If you raise a pig for sale, then you can use the actual cost of raising the pig as its recognized cost. However, that can be pretty hard, so another option is to record its net realizable value. This option is only available if it’s easy to find the market price, and the pigs are available for immediate delivery.

But what if you purchase a pig for sale? In that case, you value it at the lower of its original cost or its current market value. But, if for some reason you don’t have that information, you can use net realizable value instead. Most of the time, it’s going to be at the lower of cost or market. For example, a pig farm buys a pig for its feedlot operation, and plans to eventually sell it to a slaughterhouse. The original cost to purchase the pig was $500, and its current market value is $600. Since we’re using the lower of cost or market rule on this one, the farm accounts for the pig at its cost of $500.

And then, what if you’re raising pigs for your own use – in other words, for breeding purposes? In this case, you cannot use net realizable value. The only acceptable option is to value the animals at the lower of their actual cost to produce, or their current market value.

In short, if you use the net realizable value option, you could end up making a valuation adjustment that alters the revenue line item in the income statement. Even if you haven’t made any actual sales. Here’s an example.  A pig farm raises pigs on its feedlot, which it intends to sell. At the end of the reporting period, the accountant adds up the number of pigs, and figures that they’re worth $400,000 at the current market price. The beginning balance of this valuation was $380,000, so there’s been an increase of $20,000 in the value of the farm’s pigs. So, you would debit the value of its inventory account for $20,000, and credit its revenue account for the same amount.

Actually, you’d probably credit a different revenue account, something like “change in value of raised livestock.”

The Cost of Pigs Kept for Breeding

Which leaves us with one other topic, which is what to do about the cost of those pigs that you’re keeping for breeding purposes. These animals are valued at their full cost. And this can get annoying, because you’re supposed to accumulate all direct and indirect costs of raising these animals. That means things like breeding fees, and the cost of feed, and farm labor, and fuel, and supplies, and veterinarian services. You keep on capitalizing these costs until the pigs are fully grown. At that point, you depreciate these costs over the expected useful lives of the animals.

Once the pigs are fully grown, any additional costs of these animals are charged to expense in the period incurred.
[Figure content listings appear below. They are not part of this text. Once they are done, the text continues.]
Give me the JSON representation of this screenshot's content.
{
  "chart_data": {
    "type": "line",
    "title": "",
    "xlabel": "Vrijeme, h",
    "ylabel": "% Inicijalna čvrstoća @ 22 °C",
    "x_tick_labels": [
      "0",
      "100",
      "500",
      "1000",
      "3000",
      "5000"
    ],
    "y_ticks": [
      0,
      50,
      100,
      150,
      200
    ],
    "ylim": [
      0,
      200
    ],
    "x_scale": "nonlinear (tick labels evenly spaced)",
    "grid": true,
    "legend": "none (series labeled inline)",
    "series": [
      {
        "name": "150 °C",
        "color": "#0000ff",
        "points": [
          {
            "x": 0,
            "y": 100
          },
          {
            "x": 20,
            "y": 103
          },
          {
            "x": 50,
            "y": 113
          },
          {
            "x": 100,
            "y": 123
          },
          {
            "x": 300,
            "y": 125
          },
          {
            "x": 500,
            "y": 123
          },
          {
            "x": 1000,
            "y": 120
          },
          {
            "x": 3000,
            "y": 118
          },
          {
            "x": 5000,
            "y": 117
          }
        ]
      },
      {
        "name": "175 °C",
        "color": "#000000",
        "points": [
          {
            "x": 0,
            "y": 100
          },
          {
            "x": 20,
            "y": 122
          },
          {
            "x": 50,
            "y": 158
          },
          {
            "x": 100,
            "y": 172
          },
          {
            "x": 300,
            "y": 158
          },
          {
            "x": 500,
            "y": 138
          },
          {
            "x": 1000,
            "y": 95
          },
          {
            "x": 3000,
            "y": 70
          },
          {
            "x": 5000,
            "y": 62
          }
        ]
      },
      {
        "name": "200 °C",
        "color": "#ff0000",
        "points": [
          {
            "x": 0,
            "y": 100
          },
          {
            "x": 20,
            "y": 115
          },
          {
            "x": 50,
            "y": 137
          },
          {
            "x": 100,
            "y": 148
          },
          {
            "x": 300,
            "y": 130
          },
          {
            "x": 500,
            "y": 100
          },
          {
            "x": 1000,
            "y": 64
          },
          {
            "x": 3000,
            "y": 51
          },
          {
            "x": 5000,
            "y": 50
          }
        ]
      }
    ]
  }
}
So, the ongoing cost to feed them gets charged to expense, along with veterinarian fees, and vaccinations, and so on.

When you eventually sell one of these animals, you compare the price received to the book value of the animal, and then recognize a gain or loss on the sale, just as you would for any other type of fixed asset. If a pig dies, then you’d use the same accounting as though you’d sold it at a price of zero; which usually means that you’ll have to write off the remaining net book value of the animal.

This is obviously a lot of work, from an accounting perspective. You could tag each animal and individually accumulate the costs for each one, but it’s easier to just do it for an entire herd of pigs, and then allocate the cost to each individual animal in the herd.

Standard Costing of Pigs

The listener came up with one other question, which is whether it’s acceptable to assign a standard cost to a pig. Yes, of course you can. You can use standard costing in lots of industries. The main concern is to set the standard cost as close to the actual cost as you possibly can, so that your costs are fairly realistic.